Harsh got involved as the 2013 legislative session began. Once again, the bill sailed through the House unanimously. State Rep. Jay Rodne (R-5) was a co-sponsor of the House version and was pleased to see it pass.
“I think it was about providing justice and access to justice for very heinous crimes,” Rodne said.
As the bill went to the Senate, this time it sailed through the upper chamber, also passing unanimously.
Rodne noted that a non-controversial bill, such as renaming part of a state highway, might pass both the House and Senate unanimously. But a bill like this one, with some substantive changes to state law, rarely goes through without a single no vote.
“It is rare,” he said.
The new law went into effect July 28. The next day, Harsh had nearly 50 people from around the state come to her house to celebrate.
They released colorful balloons — the sort children would enjoy — into the air from her dock on Lake Sammamish.
“I believe Amy is really pleased,” Gail Harsh said. “Her whole thing is to protect children.”
The new law
As of July 28, the statute of limitations for sexual abuse has changed.
Under the new standards, if the victim of rape, child molestation, indecent liberties, incest or sexual exploitation of a minor was under 18 when the crime was committed, the crime may be prosecuted until the victim’s 30th birthday.
If the victim is over than 18, rape may be prosecuted with 10 years, if the crime was reported within one year.
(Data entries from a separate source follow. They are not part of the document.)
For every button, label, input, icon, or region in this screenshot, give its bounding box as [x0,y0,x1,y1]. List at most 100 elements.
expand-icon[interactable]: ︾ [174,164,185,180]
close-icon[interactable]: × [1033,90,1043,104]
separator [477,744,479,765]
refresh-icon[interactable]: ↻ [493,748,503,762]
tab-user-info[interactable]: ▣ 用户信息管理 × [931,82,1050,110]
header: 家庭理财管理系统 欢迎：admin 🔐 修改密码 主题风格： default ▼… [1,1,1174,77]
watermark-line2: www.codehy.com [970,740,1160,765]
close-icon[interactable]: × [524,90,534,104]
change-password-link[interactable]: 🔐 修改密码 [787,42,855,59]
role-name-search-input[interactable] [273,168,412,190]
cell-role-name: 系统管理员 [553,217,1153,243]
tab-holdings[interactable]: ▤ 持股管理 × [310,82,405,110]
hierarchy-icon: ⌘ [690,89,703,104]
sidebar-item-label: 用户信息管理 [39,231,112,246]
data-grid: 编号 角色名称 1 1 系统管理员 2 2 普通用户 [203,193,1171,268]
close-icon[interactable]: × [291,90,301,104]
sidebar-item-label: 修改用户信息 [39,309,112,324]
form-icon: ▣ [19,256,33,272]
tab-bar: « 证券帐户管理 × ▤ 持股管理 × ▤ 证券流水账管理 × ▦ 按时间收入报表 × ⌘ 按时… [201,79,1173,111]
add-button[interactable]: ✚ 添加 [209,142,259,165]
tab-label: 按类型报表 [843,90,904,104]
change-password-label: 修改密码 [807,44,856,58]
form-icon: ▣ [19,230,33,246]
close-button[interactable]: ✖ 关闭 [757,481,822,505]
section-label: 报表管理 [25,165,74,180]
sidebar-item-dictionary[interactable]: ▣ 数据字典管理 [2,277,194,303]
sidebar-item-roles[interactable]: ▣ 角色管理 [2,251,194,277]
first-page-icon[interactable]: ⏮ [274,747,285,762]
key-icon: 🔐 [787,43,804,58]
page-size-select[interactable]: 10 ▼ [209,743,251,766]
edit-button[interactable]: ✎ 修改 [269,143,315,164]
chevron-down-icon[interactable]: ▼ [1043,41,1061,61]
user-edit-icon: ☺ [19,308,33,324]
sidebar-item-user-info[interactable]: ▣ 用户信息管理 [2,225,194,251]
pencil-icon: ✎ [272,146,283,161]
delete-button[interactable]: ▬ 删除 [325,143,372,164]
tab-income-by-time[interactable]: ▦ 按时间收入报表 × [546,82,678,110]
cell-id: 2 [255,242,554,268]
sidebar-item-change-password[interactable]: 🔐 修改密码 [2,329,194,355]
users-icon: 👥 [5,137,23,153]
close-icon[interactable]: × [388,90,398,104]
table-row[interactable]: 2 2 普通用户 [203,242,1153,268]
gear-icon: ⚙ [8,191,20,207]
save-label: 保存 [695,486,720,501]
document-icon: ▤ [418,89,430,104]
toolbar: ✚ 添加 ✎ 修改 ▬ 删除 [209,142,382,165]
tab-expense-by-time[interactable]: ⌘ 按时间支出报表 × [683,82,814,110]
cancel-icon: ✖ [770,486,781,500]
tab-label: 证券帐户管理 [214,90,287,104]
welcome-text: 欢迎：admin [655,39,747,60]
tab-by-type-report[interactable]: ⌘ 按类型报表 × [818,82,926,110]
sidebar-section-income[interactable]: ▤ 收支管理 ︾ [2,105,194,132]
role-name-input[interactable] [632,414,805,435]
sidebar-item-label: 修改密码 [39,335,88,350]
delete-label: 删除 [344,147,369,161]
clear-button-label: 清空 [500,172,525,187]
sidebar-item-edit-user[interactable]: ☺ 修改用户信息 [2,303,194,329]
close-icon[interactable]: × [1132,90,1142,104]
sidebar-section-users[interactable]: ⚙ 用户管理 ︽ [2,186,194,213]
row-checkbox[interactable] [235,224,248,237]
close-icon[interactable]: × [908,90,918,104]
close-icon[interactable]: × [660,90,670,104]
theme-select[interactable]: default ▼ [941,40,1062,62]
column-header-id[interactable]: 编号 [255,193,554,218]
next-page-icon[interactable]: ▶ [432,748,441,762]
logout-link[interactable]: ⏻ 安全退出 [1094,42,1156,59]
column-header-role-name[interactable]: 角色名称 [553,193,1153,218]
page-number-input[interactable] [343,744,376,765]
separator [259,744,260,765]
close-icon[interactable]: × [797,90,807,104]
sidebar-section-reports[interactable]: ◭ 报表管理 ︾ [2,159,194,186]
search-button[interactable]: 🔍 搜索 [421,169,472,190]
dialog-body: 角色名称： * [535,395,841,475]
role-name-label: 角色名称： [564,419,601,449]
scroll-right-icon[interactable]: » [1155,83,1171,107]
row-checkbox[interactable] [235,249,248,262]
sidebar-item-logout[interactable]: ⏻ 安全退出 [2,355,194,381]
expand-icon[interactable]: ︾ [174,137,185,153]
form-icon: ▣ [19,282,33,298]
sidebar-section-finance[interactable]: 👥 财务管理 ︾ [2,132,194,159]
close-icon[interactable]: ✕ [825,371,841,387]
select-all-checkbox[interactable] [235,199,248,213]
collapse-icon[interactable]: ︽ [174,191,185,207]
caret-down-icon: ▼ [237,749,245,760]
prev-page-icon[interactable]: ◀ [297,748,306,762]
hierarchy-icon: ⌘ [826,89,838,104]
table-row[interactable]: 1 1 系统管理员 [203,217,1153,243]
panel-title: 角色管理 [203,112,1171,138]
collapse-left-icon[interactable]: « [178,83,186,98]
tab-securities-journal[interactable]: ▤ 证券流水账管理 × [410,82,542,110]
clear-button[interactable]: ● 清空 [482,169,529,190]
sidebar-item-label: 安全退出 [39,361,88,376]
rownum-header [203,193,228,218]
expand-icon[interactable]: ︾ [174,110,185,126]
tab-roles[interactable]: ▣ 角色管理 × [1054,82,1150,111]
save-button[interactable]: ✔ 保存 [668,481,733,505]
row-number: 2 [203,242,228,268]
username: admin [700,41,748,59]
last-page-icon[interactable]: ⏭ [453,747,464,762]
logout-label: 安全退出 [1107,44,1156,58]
If the offense was not reported within one year, then it may be prosecuted within three years of the act.
All other sexual offenses may be prosecuted within three years from the act.
Who to call
People who have been the victims of sexual abuse, even if it took place years ago, should call 911, said Sammamish Police Chief Nate Elledge. The operators will be able to connect callers to the appropriate channels. The King County Sherriff’s Office Special Assault unit would likely handle the case, Elledge said. The amount of time that has passed will not diminish police interest.
“We would still consider that a priority,” Elledge said.